Background TNF has been shown to contribute to osteoclastogenesis independently and in conjunction with M-CSF or RANKL, two key cytokines involved in osteoclast (OC) development. We have previously demonstrated that TNF enhances the kinetics of RANKL-induced human osteoclastogenesis and that its effects are mitigated more effectively by the anti-TNF biologic adalimumab (ADA) as compared to etanercept (ETN).
Objectives To determine the mechanism responsible for the difference in effectiveness between the two biologics, a label-free quantitative proteomics study was conducted on TNF-activated human OC upon biologic treatment using an EASY Nano LC1000/ QExactive Plus LC/MS system.
Methods Human OC precursors (OCP) were exposed for 5 days to M-CSF, M-CSF+RANKL (RANKL) alone or in combination with 100 ng/mL TNF +/− 5 ug/mL ADA, ETN or human IgG1 (IGG) as a pre-formed complex. OC differentiation was confirmed by measuring tartrate-resistant acid phosphatase 5b (TRAP 5b) activity. Peptides from cell lysates were generated using modified Filter Aid Sample Preparation (FASP). Quality control sample pooling (sham) strategy was used to minimize false discovery by applying a cut off value (ratio >150% or <66.7%) based on reproducibility between sham samples. Data was analyzed with a 3 database search algorithm through Proteome Discoverer (PD) 2.0 and a 4th algorithm using MaxQuant. Protein IDs were aggregated in Scaffold software using the Local FDR data (LFDR) scoring system. Relative quantification was achieved using precursor ion area extraction function within PD and summarized as top 3 precursor ion intensity in Scaffold. Data is expressed as percentage based on ratio of ion counts of each condition to that of RANKL with differences considered significant if ≥150% only for proteins whose percentage between TNF and IGG conditions are similar.
Results Ten OC-related proteins were identified (CA2, ITGAV, ITGB3, OSTF1, NFATC1, ACP5, CTSK, MMP9, TCIRG1, ATP6V0D2), 5 of which (underlined) were induced by TNF (≥161%), decreased by ADA (≤77%), but unaffected by ETN. Overall, TNF upregulated the levels of 110 proteins as compared to that of RANKL. A greater proportion of these proteins had levels reduced following ADA treatment as compared to ETN (69% and 20%, respectively) concordant with a greater reduction in OC maturation in the presence of ADA as to that of ETN (similar to IGG) (TRAP 5b levels of 11, 40, and 38 U/L, respectively). In addition to lowering the levels of TNF-induced proteins concordant with neutralization by adalimumab, we observed indications for OCP development toward an alternative myeloid lineage based on its ≥1.5-fold induction of 25 proteins that are typically expressed at high levels in monocytic cells (e.g., PSMB9, DPP7, IFI30 & BAG3) including 2 proteins reportedly shown to negatively regulate OC development (LGMN & ZFAND5).

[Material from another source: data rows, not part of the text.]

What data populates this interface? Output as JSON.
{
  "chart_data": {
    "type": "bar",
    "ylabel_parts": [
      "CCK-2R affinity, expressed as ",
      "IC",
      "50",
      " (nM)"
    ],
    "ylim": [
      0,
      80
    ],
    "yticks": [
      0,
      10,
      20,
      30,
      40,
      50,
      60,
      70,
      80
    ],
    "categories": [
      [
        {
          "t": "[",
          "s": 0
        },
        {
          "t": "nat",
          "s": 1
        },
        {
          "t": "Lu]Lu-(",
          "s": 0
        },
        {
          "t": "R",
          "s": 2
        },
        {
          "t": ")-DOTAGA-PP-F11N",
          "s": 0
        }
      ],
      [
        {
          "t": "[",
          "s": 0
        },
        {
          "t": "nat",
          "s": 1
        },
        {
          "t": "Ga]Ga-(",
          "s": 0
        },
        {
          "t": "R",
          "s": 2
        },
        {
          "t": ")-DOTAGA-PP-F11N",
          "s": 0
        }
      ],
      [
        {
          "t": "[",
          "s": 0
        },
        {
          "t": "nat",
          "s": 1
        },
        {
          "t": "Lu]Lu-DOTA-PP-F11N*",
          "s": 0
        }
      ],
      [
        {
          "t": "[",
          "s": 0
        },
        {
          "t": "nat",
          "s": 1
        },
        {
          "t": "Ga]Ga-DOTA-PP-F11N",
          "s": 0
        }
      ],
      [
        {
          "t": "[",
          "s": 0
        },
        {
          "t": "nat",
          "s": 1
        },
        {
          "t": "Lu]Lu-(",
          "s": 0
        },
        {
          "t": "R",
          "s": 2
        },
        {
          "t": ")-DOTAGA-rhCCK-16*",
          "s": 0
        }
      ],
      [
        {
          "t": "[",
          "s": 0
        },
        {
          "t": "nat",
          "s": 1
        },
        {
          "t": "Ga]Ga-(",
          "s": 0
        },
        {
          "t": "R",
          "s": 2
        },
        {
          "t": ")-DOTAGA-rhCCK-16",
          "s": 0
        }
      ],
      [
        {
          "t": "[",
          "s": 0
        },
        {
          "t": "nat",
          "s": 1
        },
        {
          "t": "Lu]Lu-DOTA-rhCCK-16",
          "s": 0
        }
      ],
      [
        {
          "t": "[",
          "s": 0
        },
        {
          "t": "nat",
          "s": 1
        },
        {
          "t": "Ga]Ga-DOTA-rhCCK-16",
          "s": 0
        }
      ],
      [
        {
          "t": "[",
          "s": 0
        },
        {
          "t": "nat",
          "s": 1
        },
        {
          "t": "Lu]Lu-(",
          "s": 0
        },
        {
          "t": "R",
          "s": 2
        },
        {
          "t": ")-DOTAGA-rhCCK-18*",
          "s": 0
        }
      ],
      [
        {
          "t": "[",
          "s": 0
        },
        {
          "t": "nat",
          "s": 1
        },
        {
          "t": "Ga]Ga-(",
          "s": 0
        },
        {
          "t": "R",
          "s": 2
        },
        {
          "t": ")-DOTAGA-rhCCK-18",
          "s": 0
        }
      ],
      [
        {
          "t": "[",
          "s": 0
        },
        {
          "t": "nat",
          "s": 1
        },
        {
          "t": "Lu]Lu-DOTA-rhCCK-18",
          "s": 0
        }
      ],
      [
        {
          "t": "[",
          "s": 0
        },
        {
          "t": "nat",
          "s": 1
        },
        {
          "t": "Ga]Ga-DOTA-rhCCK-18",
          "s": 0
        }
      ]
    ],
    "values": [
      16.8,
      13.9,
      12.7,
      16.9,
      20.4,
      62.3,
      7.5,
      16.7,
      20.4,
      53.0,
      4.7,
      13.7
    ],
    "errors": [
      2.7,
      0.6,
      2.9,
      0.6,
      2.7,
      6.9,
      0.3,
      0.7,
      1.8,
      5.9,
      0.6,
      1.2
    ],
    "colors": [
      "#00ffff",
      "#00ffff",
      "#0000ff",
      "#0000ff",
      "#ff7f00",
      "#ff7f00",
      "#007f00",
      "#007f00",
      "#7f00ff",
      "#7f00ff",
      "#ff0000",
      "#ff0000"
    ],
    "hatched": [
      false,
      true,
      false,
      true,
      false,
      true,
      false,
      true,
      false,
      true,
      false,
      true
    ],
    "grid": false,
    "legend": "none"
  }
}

Conclusions Our findings demonstrate that ADA treatment, unlike exposure to ETN, dramatically reduces the TNF-induced protein levels in human OC and moreover, that the TNF:ADA complex may potentially alter their proteome to a profile resembling that of a monocytic cell through an increase in negative regulators of OC development.
Acknowledgement Authors thank Drs. Jochen Salfeld, Anna Yarilina and Nathan Brown for their critical review.

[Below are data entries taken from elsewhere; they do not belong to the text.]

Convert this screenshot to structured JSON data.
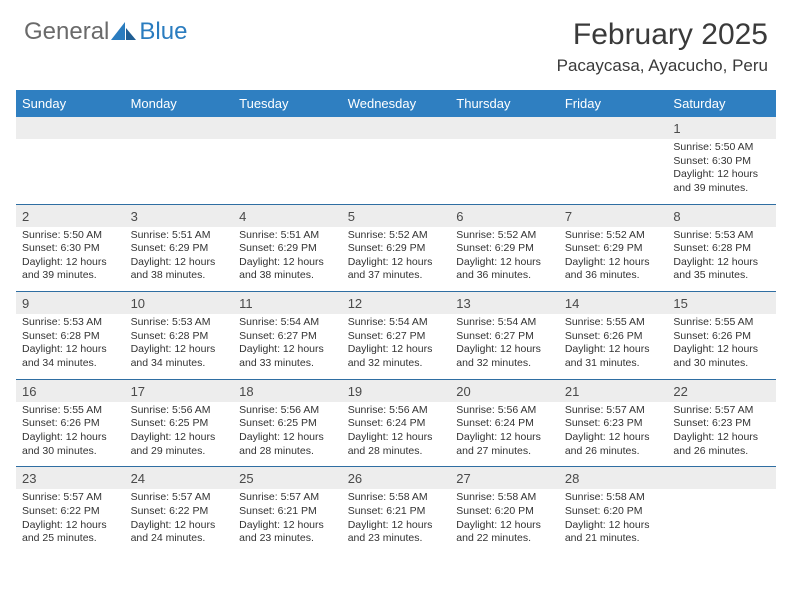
{
  "brand": {
    "general": "General",
    "blue": "Blue"
  },
  "title": "February 2025",
  "location": "Pacaycasa, Ayacucho, Peru",
  "colors": {
    "header_bg": "#2f7fc1",
    "header_text": "#ffffff",
    "daynum_bg": "#ededed",
    "week_border": "#2f6ea2",
    "text": "#333333",
    "brand_gray": "#6a6a6a",
    "brand_blue": "#2a7cbf",
    "page_bg": "#ffffff"
  },
  "dow": [
    "Sunday",
    "Monday",
    "Tuesday",
    "Wednesday",
    "Thursday",
    "Friday",
    "Saturday"
  ],
  "weeks": [
    [
      {
        "n": "",
        "lines": []
      },
      {
        "n": "",
        "lines": []
      },
      {
        "n": "",
        "lines": []
      },
      {
        "n": "",
        "lines": []
      },
      {
        "n": "",
        "lines": []
      },
      {
        "n": "",
        "lines": []
      },
      {
        "n": "1",
        "lines": [
          "Sunrise: 5:50 AM",
          "Sunset: 6:30 PM",
          "Daylight: 12 hours and 39 minutes."
        ]
      }
    ],
    [
      {
        "n": "2",
        "lines": [
          "Sunrise: 5:50 AM",
          "Sunset: 6:30 PM",
          "Daylight: 12 hours and 39 minutes."
        ]
      },
      {
        "n": "3",
        "lines": [
          "Sunrise: 5:51 AM",
          "Sunset: 6:29 PM",
          "Daylight: 12 hours and 38 minutes."
        ]
      },
      {
        "n": "4",
        "lines": [
          "Sunrise: 5:51 AM",
          "Sunset: 6:29 PM",
          "Daylight: 12 hours and 38 minutes."
        ]
      },
      {
        "n": "5",
        "lines": [
          "Sunrise: 5:52 AM",
          "Sunset: 6:29 PM",
          "Daylight: 12 hours and 37 minutes."
        ]
      },
      {
        "n": "6",
        "lines": [
          "Sunrise: 5:52 AM",
          "Sunset: 6:29 PM",
          "Daylight: 12 hours and 36 minutes."
        ]
      },
      {
        "n": "7",
        "lines": [
          "Sunrise: 5:52 AM",
          "Sunset: 6:29 PM",
          "Daylight: 12 hours and 36 minutes."
        ]
      },
      {
        "n": "8",
        "lines": [
          "Sunrise: 5:53 AM",
          "Sunset: 6:28 PM",
          "Daylight: 12 hours and 35 minutes."
        ]
      }
    ],
    [
      {
        "n": "9",
        "lines": [
          "Sunrise: 5:53 AM",
          "Sunset: 6:28 PM",
          "Daylight: 12 hours and 34 minutes."
        ]
      },
      {
        "n": "10",
        "lines": [
          "Sunrise: 5:53 AM",
          "Sunset: 6:28 PM",
          "Daylight: 12 hours and 34 minutes."
        ]
      },
      {
        "n": "11",
        "lines": [
          "Sunrise: 5:54 AM",
          "Sunset: 6:27 PM",
          "Daylight: 12 hours and 33 minutes."
        ]
      },
      {
        "n": "12",
        "lines": [
          "Sunrise: 5:54 AM",
          "Sunset: 6:27 PM",
          "Daylight: 12 hours and 32 minutes."
        ]
      },
      {
        "n": "13",
        "lines": [
          "Sunrise: 5:54 AM",
          "Sunset: 6:27 PM",
          "Daylight: 12 hours and 32 minutes."
        ]
      },
      {
        "n": "14",
        "lines": [
          "Sunrise: 5:55 AM",
          "Sunset: 6:26 PM",
          "Daylight: 12 hours and 31 minutes."
        ]
      },
      {
        "n": "15",
        "lines": [
          "Sunrise: 5:55 AM",
          "Sunset: 6:26 PM",
          "Daylight: 12 hours and 30 minutes."
        ]
      }
    ],
    [
      {
        "n": "16",
        "lines": [
          "Sunrise: 5:55 AM",
          "Sunset: 6:26 PM",
          "Daylight: 12 hours and 30 minutes."
        ]
      },
      {
        "n": "17",
        "lines": [
          "Sunrise: 5:56 AM",
          "Sunset: 6:25 PM",
          "Daylight: 12 hours and 29 minutes."
        ]
      },
      {
        "n": "18",
        "lines": [
          "Sunrise: 5:56 AM",
          "Sunset: 6:25 PM",
          "Daylight: 12 hours and 28 minutes."
        ]
      },
      {
        "n": "19",
        "lines": [
          "Sunrise: 5:56 AM",
          "Sunset: 6:24 PM",
          "Daylight: 12 hours and 28 minutes."
        ]
      },
      {
        "n": "20",
        "lines": [
          "Sunrise: 5:56 AM",
          "Sunset: 6:24 PM",
          "Daylight: 12 hours and 27 minutes."
        ]
      },
      {
        "n": "21",
        "lines": [
          "Sunrise: 5:57 AM",
          "Sunset: 6:23 PM",
          "Daylight: 12 hours and 26 minutes."
        ]
      },
      {
        "n": "22",
        "lines": [
          "Sunrise: 5:57 AM",
          "Sunset: 6:23 PM",
          "Daylight: 12 hours and 26 minutes."
        ]
      }
    ],
    [
      {
        "n": "23",
        "lines": [
          "Sunrise: 5:57 AM",
          "Sunset: 6:22 PM",
          "Daylight: 12 hours and 25 minutes."
        ]
      },
      {
        "n": "24",
        "lines": [
          "Sunrise: 5:57 AM",
          "Sunset: 6:22 PM",
          "Daylight: 12 hours and 24 minutes."
        ]
      },
      {
        "n": "25",
        "lines": [
          "Sunrise: 5:57 AM",
          "Sunset: 6:21 PM",
          "Daylight: 12 hours and 23 minutes."
        ]
      },
      {
        "n": "26",
        "lines": [
          "Sunrise: 5:58 AM",
          "Sunset: 6:21 PM",
          "Daylight: 12 hours and 23 minutes."
        ]
      },
      {
        "n": "27",
        "lines": [
          "Sunrise: 5:58 AM",
          "Sunset: 6:20 PM",
          "Daylight: 12 hours and 22 minutes."
        ]
      },
      {
        "n": "28",
        "lines": [
          "Sunrise: 5:58 AM",
          "Sunset: 6:20 PM",
          "Daylight: 12 hours and 21 minutes."
        ]
      },
      {
        "n": "",
        "lines": []
      }
    ]
  ]
}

Disclosure of Interest B. Harvey Shareholder of: AbbVie Inc., Employee of: AbbVie Inc., C. Hu Shareholder of: AbbVie Inc., Employee of: AbbVie Inc., D. Wang Shareholder of: AbbVie Inc., Employee of: AbbVie Inc., Y. Tian Shareholder of: AbbVie Inc., Employee of: AbbVie Inc., Z. Kaymakcalan Shareholder of: AbbVie Inc., Employee of: AbbVie Inc.